Davalı vekili cevap dilekçesinde özetle; HMK. md.412 ile Tahkim Sözleşmesinin Tanımı ve Şekli düzenlendiğini, davaya konu anlaşmazlığın temeli olan sözleşmenin yazılı olduğunu ve taraflar arasında imzalandığını, sözleşmenin 11,maddesi ile de anlaşmazlıkların çözümü başlığı altında “Taraflar arasında bu sözleşmenin uygulanması konusunda çıkabilecek anlaşmazlığın çözümü için ilk etapta her iki tarafın kabul edeceği bir hakeme başvurulacaktır ” denilerek öncelikli olarak hakeme başvurma şartı getirildiğini, taraflar arasında …md.412 in tarif ettiği tahkim sözleşmesi olduğunu, davacının bu maddeye rağmen … İcra Memurluğunun … Esas sayılı dosyası ile Cari Hesap alacağın ilişkin icra takibi yaptığını, tahkim yargılamasında görevli ve yetkili mahkemenin HMK. md. 410 gereği Bölge Adliye Mahkemesinin görevli ve yetkili olduğunu, taraflar arasında geçerli bir tahkim sözleşmesi varsa, uyuşmazlık halinde taraflar tahkim yoluna gitmek zorunda oldukları gibi, bu uyuşmazlığın çözümü için mahkemelere başvuramazlar. Geçerli bir tahkim sözleşmesine rağmen davacı mahkemede dava açarsa, davalı süresi içerisinde tahkim ilk itirazında bulunarak davanın usulden reddini isteyebilir” …md.413 gereği tahkim ilk itirazlarının kabul edilerek açılan davanın reddine karar verilmesini, davacının sözleşme gereği icra takibi yapma yetkisinin olmadığını belirterek sonuç olarak, tahkim ilk itirazlarının kabul edilerek açılan davanın usulden reddine karar verilmesini, tahkim ilk itirazları kabul edilmediği takdirde HMK. Md. 410 gereği mahkememizin yetkisiz ve görevsizliğine karar verilip dosyanın Tahkim Yargılamasında görevli ve yetkili mahkeme olan İstanbul Bölge Adliye Mahkemesine gönderilmesine karar verilmesini, iki maddede dile getirdikleri taleplerinin reddi halinde açılan davanın reddine, takibin İptaline ve davacı tarafın davalı yararma haksız olması nedeni ile %20 icra inkar tazminatına mahkum edilmesine, yargılama giderleri ile ücreti vekaletin davacı tarafa yüklenmesi savunmuştur.
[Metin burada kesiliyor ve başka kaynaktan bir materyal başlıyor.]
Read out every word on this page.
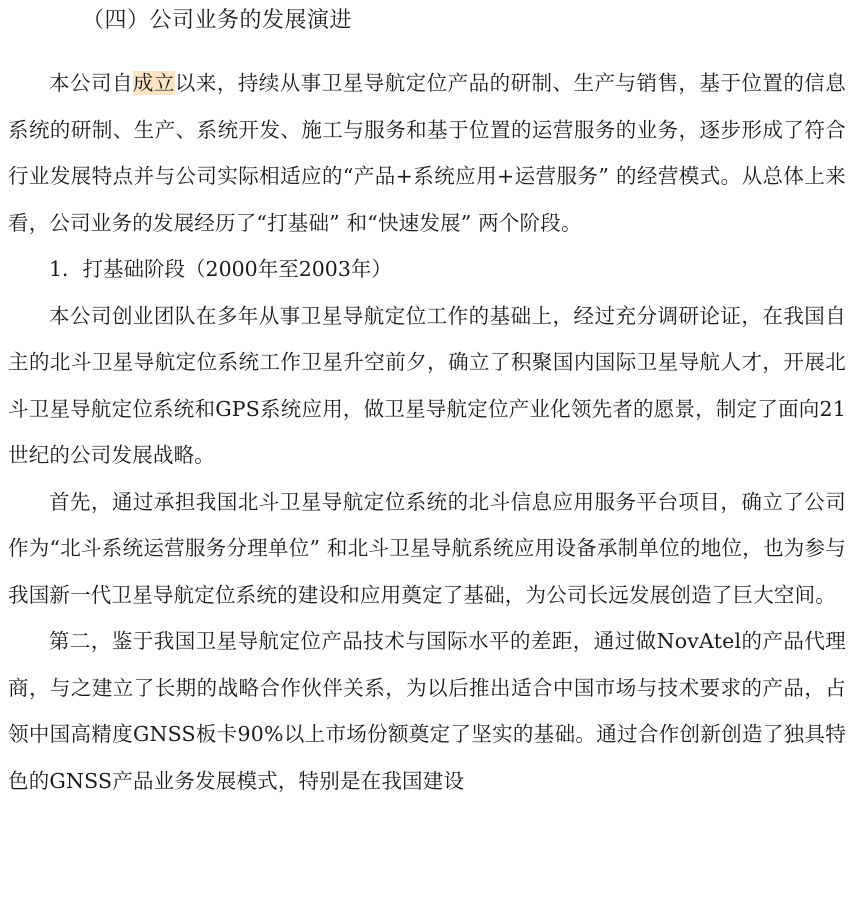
（四）公司业务的发展演进

本公司自成立以来，持续从事卫星导航定位产品的研制、生产与销售，基于位置的信息系统的研制、生产、系统开发、施工与服务和基于位置的运营服务的业务，逐步形成了符合行业发展特点并与公司实际相适应的“产品+系统应用+运营服务” 的经营模式。从总体上来看，公司业务的发展经历了“打基础” 和“快速发展” 两个阶段。

1．打基础阶段（2000年至2003年）

本公司创业团队在多年从事卫星导航定位工作的基础上，经过充分调研论证，在我国自主的北斗卫星导航定位系统工作卫星升空前夕，确立了积聚国内国际卫星导航人才，开展北斗卫星导航定位系统和GPS系统应用，做卫星导航定位产业化领先者的愿景，制定了面向21世纪的公司发展战略。

首先，通过承担我国北斗卫星导航定位系统的北斗信息应用服务平台项目，确立了公司作为“北斗系统运营服务分理单位” 和北斗卫星导航系统应用设备承制单位的地位，也为参与我国新一代卫星导航定位系统的建设和应用奠定了基础，为公司长远发展创造了巨大空间。

第二，鉴于我国卫星导航定位产品技术与国际水平的差距，通过做NovAtel的产品代理商，与之建立了长期的战略合作伙伴关系，为以后推出适合中国市场与技术要求的产品，占领中国高精度GNSS板卡90%以上市场份额奠定了坚实的基础。通过合作创新创造了独具特色的GNSS产品业务发展模式，特别是在我国建设
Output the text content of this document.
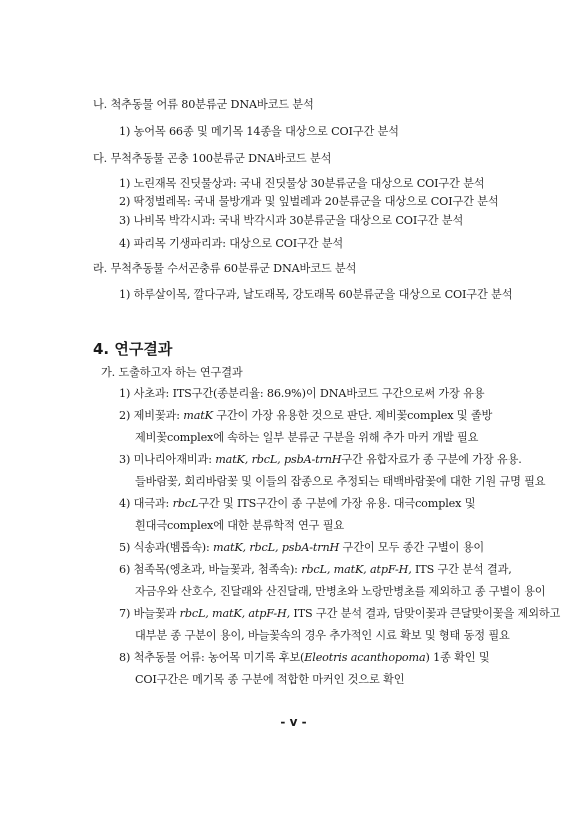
나. 척추동물 어류 80분류군 DNA바코드 분석
1) 농어목 66종 및 메기목 14종을 대상으로 COI구간 분석
다. 무척추동물 곤충 100분류군 DNA바코드 분석
1) 노린재목 진딧물상과: 국내 진딧물상 30분류군을 대상으로 COI구간 분석
2) 딱정벌레목: 국내 물방개과 및 잎벌레과 20분류군을 대상으로 COI구간 분석
3) 나비목 박각시과: 국내 박각시과 30분류군을 대상으로 COI구간 분석
4) 파리목 기생파리과: 대상으로 COI구간 분석
라. 무척추동물 수서곤충류 60분류군 DNA바코드 분석
1) 하루살이목, 깔다구과, 날도래목, 강도래목 60분류군을 대상으로 COI구간 분석
4. 연구결과
가. 도출하고자 하는 연구결과
1) 사초과: ITS구간(종분리율: 86.9%)이 DNA바코드 구간으로써 가장 유용
2) 제비꽃과: matK 구간이 가장 유용한 것으로 판단. 제비꽃complex 및 졸방
제비꽃complex에 속하는 일부 분류군 구분을 위해 추가 마커 개발 필요
3) 미나리아재비과: matK, rbcL, psbA-trnH구간 유합자료가 종 구분에 가장 유용.
들바람꽃, 회리바람꽃 및 이들의 잡종으로 추정되는 태백바람꽃에 대한 기원 규명 필요
4) 대극과: rbcL구간 및 ITS구간이 종 구분에 가장 유용. 대극complex 및
흰대극complex에 대한 분류학적 연구 필요
5) 식송과(벰롭속): matK, rbcL, psbA-trnH 구간이 모두 종간 구별이 용이
6) 첨족목(엥초과, 바늘꽃과, 첨족속): rbcL, matK, atpF-H, ITS 구간 분석 결과,
자금우와 산호수, 진달래와 산진달래, 만병초와 노랑만병초를 제외하고 종 구별이 용이
7) 바늘꽃과 rbcL, matK, atpF-H, ITS 구간 분석 결과, 담맞이꽃과 큰달맞이꽃을 제외하고
대부분 종 구분이 용이, 바늘꽃속의 경우 추가적인 시료 확보 및 형태 동정 필요
8) 척추동물 어류: 농어목 미기록 후보(Eleotris acanthopoma) 1종 확인 및
COI구간은 메기목 종 구분에 적합한 마커인 것으로 확인
- v -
Dava, taraflar arasındaki eser sözleşmesinden kaynaklanan cari hesap alacağına dayalı başlatılan takibe yapılan itirazın iptali istemine ilişkindir.
Tüm dosya kapsamı incelendiğinde; Taraflar arasında düzenlenen sözleşmenin, Anlaşmazlıkların Çözümü Bşlıklı 11, maddesinde; taraflar arasında bu sözleşmenin uygulanması konusunda çıkabilecek anlaşmazlığın çözümü için, ilk etapta her iki tarafın kabul edeceği bir hakeme başvurulacağı, anlaşmazlığın tek hakemle çözülememesi halinde, çözümü için İstanbul Mahkemeleri yetkili olduğu kararlaştırıldığı anlaşılmıştır. Dava konusu uyuşmazlık taraflar arasında düzenlenen sözleşmeden kaynaklanmakta olup, sözleşmede yer alan tahkim şartı geçerli olduğundan tahkim şartına havi sözleşmeden kaynaklı bir uyuşmazlık nedeniyle süresinde davalı tarafından ileri sürülen tahkim ilk itirazının yerinde olduğu sonucuna varılmış, davacının sözleşmeden kaynaklanan uyuşmazlıkla ilgili sözleşmede yer alan çözüm sürecini takip etmeden doğrudan dava açtığı sabit olduğundan geçerli tahkim şartına rağmen davacının doğrudan dava açma olanağının bulunmadığı dolayısı ile mahkememizin esasa ilişkin inceleme yapamayacağı anlaşılmış, tahkim ilk itirazı yerinde görülmekle davanın HMK 413/1 maddesi uyarınca usulden reddine karar vermek gerekmiş, aşağıdaki şekilde hüküm kurulmuştur.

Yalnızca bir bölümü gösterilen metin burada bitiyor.